De winkeliers, slagers, bakkers, allen hebben Nederlandse namen.
Men zou nu nog best in Lynden kunnen gaan winkelen, zonder 'n woord Engels te behoeven te spreken. Door de Hollandse kerk is de Nederlandse taal hier zo lang bewaard gebleven. In enkele families wordt die taal meer gehandhaafd als bij anderen. Toch kunnen de meeste jonge mensen Nederl. verstaan, al kunnen ze het niet zo goed spreken of schrijven, Er zijn zelfs kleine kleuters van drie jaar oud, die Hollandse versjes kunnen zingen. Op de vraag: ‘Van wie heb je dat mooie versje geleerd?’ is 't antwoord: ‘Van grootvader.’
In de laatste jaren echter, jammer genoeg, hoort men minder Nederlands. Die kinderen, die de ‘High School’ doorlopen hebben, spreken 't nooit meer.

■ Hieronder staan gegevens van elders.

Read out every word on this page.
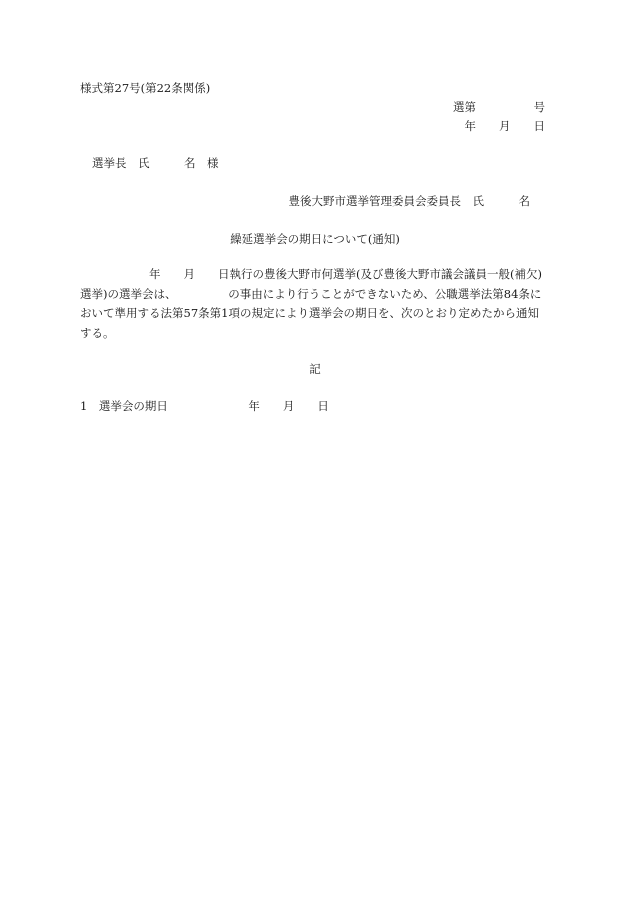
様式第27号(第22条関係)
選第　　　　　号
年　　月　　日
選挙長　氏　　　名　様
豊後大野市選挙管理委員会委員長　氏　　　名
繰延選挙会の期日について(通知)
　　　　　　年　　月　　日執行の豊後大野市何選挙(及び豊後大野市議会議員一般(補欠)
選挙)の選挙会は、　　　　　の事由により行うことができないため、公職選挙法第84条に
おいて準用する法第57条第1項の規定により選挙会の期日を、次のとおり定めたから通知
する。
記
1　選挙会の期日　　　　　　　年　　月　　日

Naast de Hollandse kerk is 'n tweede kerk verrezen, waar de diensten in 't Amerikaans gehouden worden en in de twee Hollandse kerken wordt ook dikwels in 't Amerikaans gepreekt.
Door de verscherpte landverhuizingswetten komen er weinig of bijna geen Nederlandse families meer hierheen. En mijns inziens, als 't zo doorgaat, is de Nederlandse taal hier na vijf en twintig jaren uitgestorven.
Jammer ook, dat vele jongeren zo'n verkeerde indruk hebben van Holland. Dat is 't land, waar alle mensen op klompen lopen, waar alles zo ouderwets is. Doordat zij geen Nederlands meer lezen, blijven die begrippen bestaan.
Vlak over de grens, in Vancouver, zijn nog vele Nederlanders, die wachten op 'n kans, om de Verenigde Staten binnen te komen. Wellicht kan de Nederlandse taal dan wat meer versterkt worden.
20 Maart 1930. M.H.W.v.d.G.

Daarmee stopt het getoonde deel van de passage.